Do you wish to kill me, as you killed the Egyptian yesterday?
29 En Mozes vluchtte op dat woord en werd een vreemdeling in het land Madiam, waar hij twee zonen gewon.
And Moses fled at this word, and became a sojourner in the land of Midian, where he begot two sons,
30 En als veertig jaren vervuld waren, verscheen hem de Engel des Heeren, in de woestijn van den berg Sinai, in een vlammig vuur van het doornenbos.
and forty years having been fulfilled, there appeared to him in the wilderness of Mount Sinai [the] Messenger of the LORD, in a flame of fire of a bush,
31 Mozes nu, dat ziende, verwonderde zich over het gezicht; en als hij derwaarts ging, om dat te bezien, zo geschiedde een stem des Heeren tot hem,
and Moses having seen, wondered at the sight; and he drawing near to behold, there came a voice of the LORD to him,
32 Zeggende: Ik ben de God uwer vaderen, de God Abrahams, en de God Izaks, en de God Jakobs. En Mozes werd zeer bevende, en durfde het niet bezien.

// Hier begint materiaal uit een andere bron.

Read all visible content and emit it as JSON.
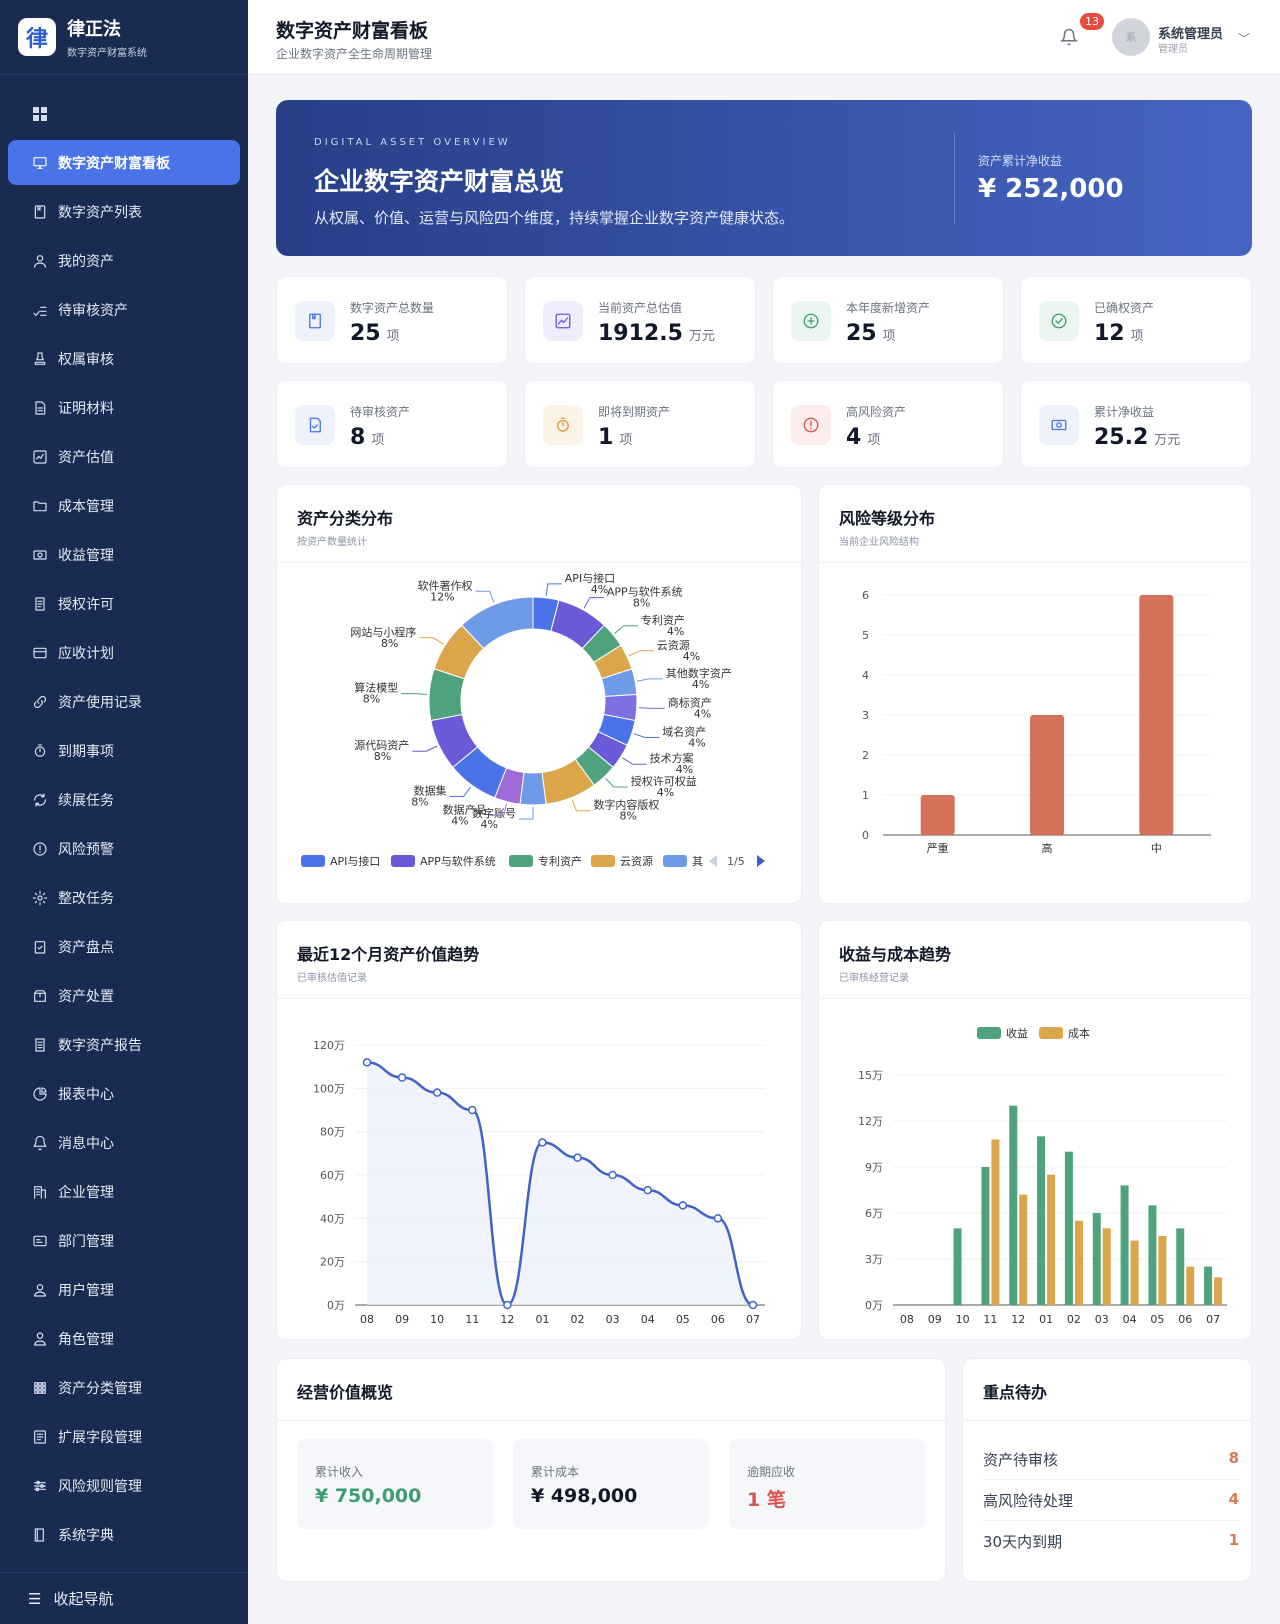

I [am] the God of your fathers; the God of Abraham, and the God of Isaac, and the God of Jacob. And Moses having become terrified, did not dare behold,
33 En de Heere zeide tot hem: Ontbind de schoenen van uw voeten; want de plaats in welke gij staat, is heilig land.
and the LORD said to him, Loose the sandal of your feet, for the place in which you have stood is holy ground;
34 Ik heb merkelijk gezien de mishandeling Mijns volks, dat in Egypte is, en Ik heb hun zuchten gehoord en ben nedergekomen, om hen daaruit te verlossen; en nu, kom herwaarts, Ik zal u naar Egypte zenden.
seeing I have seen the affliction of My people that [is] in Egypt, and I heard their groaning, and came down to deliver them; and now come, I will send you to Egypt.
35 Dezen Mozes, welken zij verloochend hadden, zeggende: Wie heeft u tot een overste en rechter gesteld? dezen, zeg ik, heeft God tot een overste en verlosser gezonden, door de hand des Engels, Die hem verschenen was in het doornenbos.
This Moses, whom they refused, saying, Who set you a ruler and a judge? This one God sent [as] a ruler and a redeemer, by the hand of [the] Messenger who appeared to him in the bush;
36 Deze heeft hen uitgeleid, doende wonderen en tekenen in het land van Egypte, en in de Rode zee, en in de woestijn, veertig jaren.
this one brought them forth, having done wonders and signs in the land of Egypt, and in the Red Sea, and in the wilderness forty years;
37 Deze is de Mozes, die tot de kinderen Israels gezegd heeft: De Heere, uw God, zal u een Profeet verwekken uit uw broederen, gelijk mij; Dien zult gij horen.
this is the Moses who said to the sons of Israel: The LORD your God will raise up to you a Prophet out of your brothers, like to me, Him will you hear.
38 Deze is het, die in de vergadering des volks in de woestijn was met den Engel, Die tot hem sprak op den berg Sinai, en met onze vaderen; welke de levende woorden ontving, om ons die te geven.
This is he who was in the assembly in the wilderness, with the Messenger who is speaking to him in Mount Sinai, and with our fathers who received the living oracles to give to us;
39 Denwelken onze vaders niet wilden gehoorzaam zijn, maar verwierpen hem, en keerden met hun harten weder naar Egypte;
to whom our fathers did not wish to become obedient, but thrusted away, and turned back in their hearts to Egypt,
40 Zeggende tot Aaron: Maak ons goden, die voor ons heengaan; want wat dezen Mozes aangaat, die ons uit het land van Egypte geleid heeft, wij weten niet, wat hem geschied is.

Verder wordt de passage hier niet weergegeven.